Martha Thomases: We’re Back In The Sixties Again
American Comic Book Chronicles: 1960-64 by John Wells, TwoMorrows Publishing, $39.95 retail hardcover; $11.95 digital
When Editor-in-Supremo Mike Gold asked me to review American Comic Book Chronicles: 1960-1964, I said, “It sounds like my childhood between two covers.” So he sent it to me.
First, the bad news. This isn’t a bunch of reprints from the early Sixties. I realize that would be a nightmare in terms of getting all the necessary permissions, but that’s what I wanted. The book is lots of cover shots and panels and ads for other comics, with text in the middle.
Text. Lots of text.
I didn’t read it all. I didn’t have time. So this isn’t really a review. I just read the parts about comics I liked, or might have liked if I’d known about them when I was seven.
Seven is, as we all know, the Golden Age of Comics.
I think the book tries to cover too much ground. They consider comics to include newspaper strips and humor magazines like Mad and Help. These are interesting subjects, but I think covering them dilutes the main story.
The main story is really cool, too. In the 1960s there were so many different kinds of comics. There were superheroes, of course. There was Archie and other teen comics. There were war comics and comics pitched to the military, like Sad Sack. There were romance comics and science fiction comics and funny animal comics and doctor comics. There were comics based on television shows, and comics based on movies. There were comics for girls, comics for boys, comics for men and comics for women. That’s because comics were sold at newsstands, then, which offered magazines to all those potential readers.
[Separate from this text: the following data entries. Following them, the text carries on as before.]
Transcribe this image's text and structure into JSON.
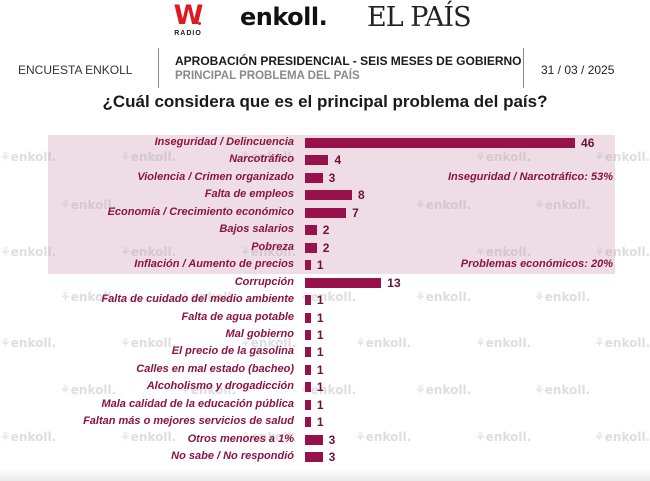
{
  "logos": {
    "w_radio": {
      "mark": "W",
      "sub": "RADIO"
    },
    "enkoll": "enkoll.",
    "el_pais": "EL PAÍS"
  },
  "header": {
    "left": "ENCUESTA ENKOLL",
    "title": "APROBACIÓN PRESIDENCIAL - SEIS MESES DE GOBIERNO",
    "subtitle": "PRINCIPAL PROBLEMA DEL PAÍS",
    "date": "31 / 03 / 2025"
  },
  "watermark_text": "enkoll.",
  "colors": {
    "bar": "#99114a",
    "label": "#8b1442",
    "band": "#efdde5"
  },
  "chart_data": {
    "type": "bar",
    "orientation": "horizontal",
    "title": "¿Cuál considera que es el principal problema del país?",
    "xlabel": "",
    "ylabel": "",
    "unit": "%",
    "xlim": [
      0,
      50
    ],
    "grid": false,
    "categories": [
      "Inseguridad / Delincuencia",
      "Narcotráfico",
      "Violencia / Crimen organizado",
      "Falta de empleos",
      "Economía / Crecimiento económico",
      "Bajos salarios",
      "Pobreza",
      "Inflación / Aumento de precios",
      "Corrupción",
      "Falta de cuidado del medio ambiente",
      "Falta de agua potable",
      "Mal gobierno",
      "El precio de la gasolina",
      "Calles en mal estado (bacheo)",
      "Alcoholismo y drogadicción",
      "Mala calidad de la educación pública",
      "Faltan más o mejores servicios de salud",
      "Otros menores a 1%",
      "No sabe / No respondió"
    ],
    "values": [
      46,
      4,
      3,
      8,
      7,
      2,
      2,
      1,
      13,
      1,
      1,
      1,
      1,
      1,
      1,
      1,
      1,
      3,
      3
    ],
    "groups": [
      {
        "label": "Inseguridad / Narcotráfico: 53%",
        "start": 0,
        "end": 2
      },
      {
        "label": "Problemas económicos: 20%",
        "start": 3,
        "end": 7
      }
    ]
  }
}
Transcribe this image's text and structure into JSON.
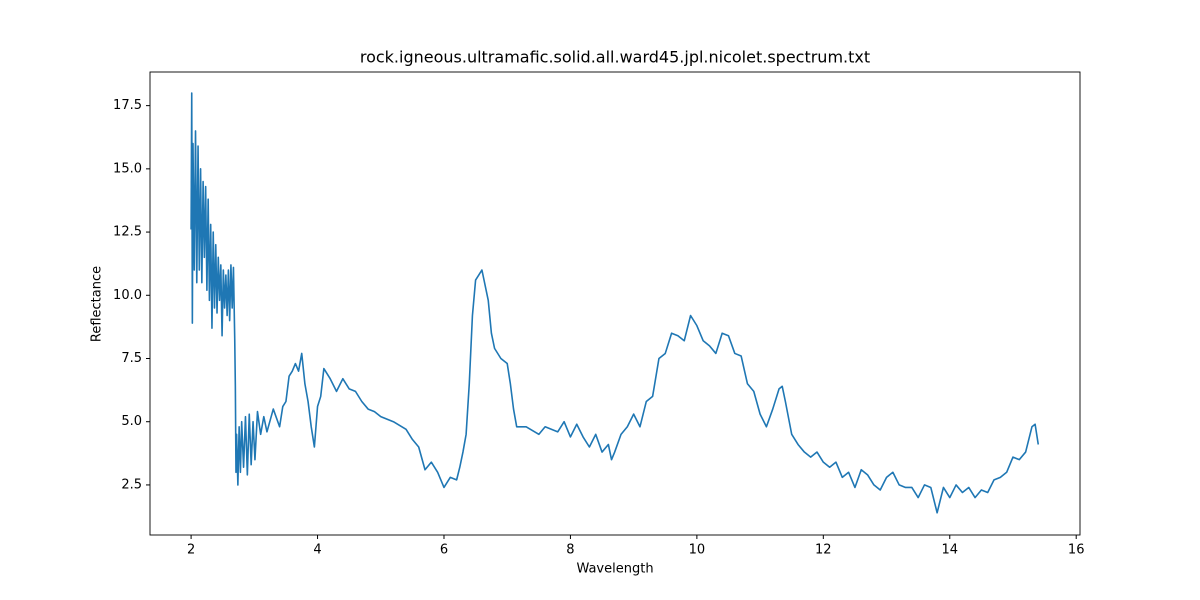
{
  "chart_data": {
    "type": "line",
    "title": "rock.igneous.ultramafic.solid.all.ward45.jpl.nicolet.spectrum.txt",
    "x_label": "Wavelength",
    "y_label": "Reflectance",
    "x": [
      2.0,
      2.01,
      2.02,
      2.03,
      2.05,
      2.07,
      2.09,
      2.11,
      2.13,
      2.15,
      2.17,
      2.19,
      2.21,
      2.23,
      2.25,
      2.27,
      2.29,
      2.31,
      2.33,
      2.35,
      2.37,
      2.39,
      2.41,
      2.43,
      2.45,
      2.47,
      2.49,
      2.51,
      2.53,
      2.55,
      2.57,
      2.59,
      2.61,
      2.63,
      2.65,
      2.67,
      2.69,
      2.7,
      2.71,
      2.72,
      2.74,
      2.76,
      2.78,
      2.8,
      2.83,
      2.86,
      2.89,
      2.92,
      2.95,
      2.98,
      3.01,
      3.05,
      3.1,
      3.15,
      3.2,
      3.3,
      3.4,
      3.45,
      3.5,
      3.55,
      3.6,
      3.65,
      3.7,
      3.75,
      3.8,
      3.85,
      3.9,
      3.95,
      4.0,
      4.05,
      4.1,
      4.2,
      4.3,
      4.4,
      4.5,
      4.6,
      4.7,
      4.8,
      4.9,
      5.0,
      5.2,
      5.4,
      5.5,
      5.6,
      5.7,
      5.8,
      5.9,
      6.0,
      6.1,
      6.2,
      6.25,
      6.3,
      6.35,
      6.4,
      6.45,
      6.5,
      6.55,
      6.6,
      6.7,
      6.75,
      6.8,
      6.9,
      7.0,
      7.05,
      7.1,
      7.15,
      7.3,
      7.5,
      7.6,
      7.8,
      7.9,
      8.0,
      8.1,
      8.2,
      8.3,
      8.4,
      8.5,
      8.6,
      8.65,
      8.7,
      8.8,
      8.9,
      9.0,
      9.1,
      9.2,
      9.3,
      9.4,
      9.5,
      9.6,
      9.7,
      9.8,
      9.9,
      10.0,
      10.1,
      10.2,
      10.3,
      10.4,
      10.5,
      10.6,
      10.7,
      10.8,
      10.9,
      11.0,
      11.1,
      11.2,
      11.3,
      11.35,
      11.4,
      11.5,
      11.6,
      11.7,
      11.8,
      11.9,
      12.0,
      12.1,
      12.2,
      12.3,
      12.4,
      12.5,
      12.6,
      12.7,
      12.8,
      12.9,
      13.0,
      13.1,
      13.2,
      13.3,
      13.4,
      13.5,
      13.6,
      13.7,
      13.8,
      13.9,
      14.0,
      14.1,
      14.2,
      14.3,
      14.4,
      14.5,
      14.6,
      14.7,
      14.8,
      14.9,
      15.0,
      15.1,
      15.2,
      15.3,
      15.35,
      15.4
    ],
    "series": [
      {
        "color": "#1f77b4",
        "values": [
          12.6,
          18.0,
          8.9,
          16.0,
          11,
          16.5,
          10.5,
          15.9,
          11,
          15,
          10.5,
          14.5,
          11.5,
          14.3,
          10.2,
          13.8,
          9.8,
          12.8,
          8.7,
          12.5,
          9.5,
          12.0,
          9.3,
          11.5,
          9.8,
          11.2,
          8.4,
          11.0,
          9.5,
          10.8,
          9.2,
          11.0,
          9.0,
          11.2,
          9.5,
          11.1,
          8.3,
          6.4,
          3.0,
          4.5,
          2.5,
          4.8,
          3.0,
          5.0,
          3.2,
          5.2,
          2.9,
          5.3,
          3.3,
          5.0,
          3.5,
          5.4,
          4.5,
          5.2,
          4.6,
          5.5,
          4.8,
          5.6,
          5.8,
          6.8,
          7.0,
          7.3,
          7.0,
          7.7,
          6.5,
          5.8,
          4.8,
          4.0,
          5.6,
          6.0,
          7.1,
          6.7,
          6.2,
          6.7,
          6.3,
          6.2,
          5.8,
          5.5,
          5.4,
          5.2,
          5.0,
          4.7,
          4.3,
          4.0,
          3.1,
          3.4,
          3.0,
          2.4,
          2.8,
          2.7,
          3.2,
          3.8,
          4.5,
          6.5,
          9.2,
          10.6,
          10.8,
          11.0,
          9.8,
          8.5,
          7.9,
          7.5,
          7.3,
          6.5,
          5.5,
          4.8,
          4.8,
          4.5,
          4.8,
          4.6,
          5.0,
          4.4,
          4.9,
          4.4,
          4.0,
          4.5,
          3.8,
          4.1,
          3.5,
          3.8,
          4.5,
          4.8,
          5.3,
          4.8,
          5.8,
          6.0,
          7.5,
          7.7,
          8.5,
          8.4,
          8.2,
          9.2,
          8.8,
          8.2,
          8.0,
          7.7,
          8.5,
          8.4,
          7.7,
          7.6,
          6.5,
          6.2,
          5.3,
          4.8,
          5.5,
          6.3,
          6.4,
          5.8,
          4.5,
          4.1,
          3.8,
          3.6,
          3.8,
          3.4,
          3.2,
          3.4,
          2.8,
          3.0,
          2.4,
          3.1,
          2.9,
          2.5,
          2.3,
          2.8,
          3.0,
          2.5,
          2.4,
          2.4,
          2.0,
          2.5,
          2.4,
          1.4,
          2.4,
          2.0,
          2.5,
          2.2,
          2.4,
          2.0,
          2.3,
          2.2,
          2.7,
          2.8,
          3.0,
          3.6,
          3.5,
          3.8,
          4.8,
          4.9,
          4.1
        ]
      }
    ],
    "xlim": [
      1.35,
      16.06
    ],
    "ylim": [
      0.52,
      18.83
    ],
    "xticks": [
      2,
      4,
      6,
      8,
      10,
      12,
      14,
      16
    ],
    "yticks": [
      2.5,
      {
        "value": 5,
        "label": "5.0"
      },
      7.5,
      {
        "value": 10,
        "label": "10.0"
      },
      12.5,
      {
        "value": 15,
        "label": "15.0"
      },
      17.5
    ],
    "grid": false
  }
}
The book shows you the ways that the times influenced the comics, whether it was the Beatles, the election and then the assassination of President Kennedy, or the civil rights movement, sometimes all at the same time.
It’s also just about the time that the guard changed. Boys (almost always boys) who grew up reading comics were old enough to write, draw and edit them. They started fandom. They wrote long, thoughtful letters to the letter columns.
And their involvement caused the characters to evolve. I remember reading the story of Lex Luthor’s marriage, on the planet Lexor where he was a hero. It made me feel something for him, like he was a person with feelings. That was a new insight for pre-teen me.
The stories started to have higher page counts, sometimes running across more than one issue. Characters had deeper relationships with each other and, therefore, with the readers. And yet, comics were still disposable enough that publishers would take ridiculous chances, so that, for example, they gave the Batman line to an editor whose only experience was in science fiction.
This is my favorite quote, from Julius Schwartz commenting on fan reaction (which was almost entirely positive) to the New Look Batman of 1964. “There’ll always be the diehards who resist any change, and we can always count on the nostalgic type who fancies that nothing in comics published today can match the so-called Golden Era of Comics.”
I hope to read more of the text in the future. And I definitely look forward to the next book (which I assume will cover the next five years of the Sixties), when underground comics emerge, and LSD makes such an impact on the public consciousness that even people who didn’t take it acted all trippy.
SATURDAY: Marc Alan Fishman
SUNDAY: John Ostrander
It was Maggie Thompson in CBG (possibly TBG) who said the Golden Age of comics was fourteen. I always liked that number because I felt that was the age in which one began to truly understand the real world while still being open to the sense of wonder of childhood. Two very different ‘realities’ could still be welded together in one mind. Or maybe you just matured seven years earlier than I did.
Actually, it was her late husband Don who gets the credit.
I’m pretty sure that someone – possibly Poul Anderson? – said the same thing about science fiction, before that.
Well, as to MAD – by 1960, it wasn’t, but initially, it was a comic too.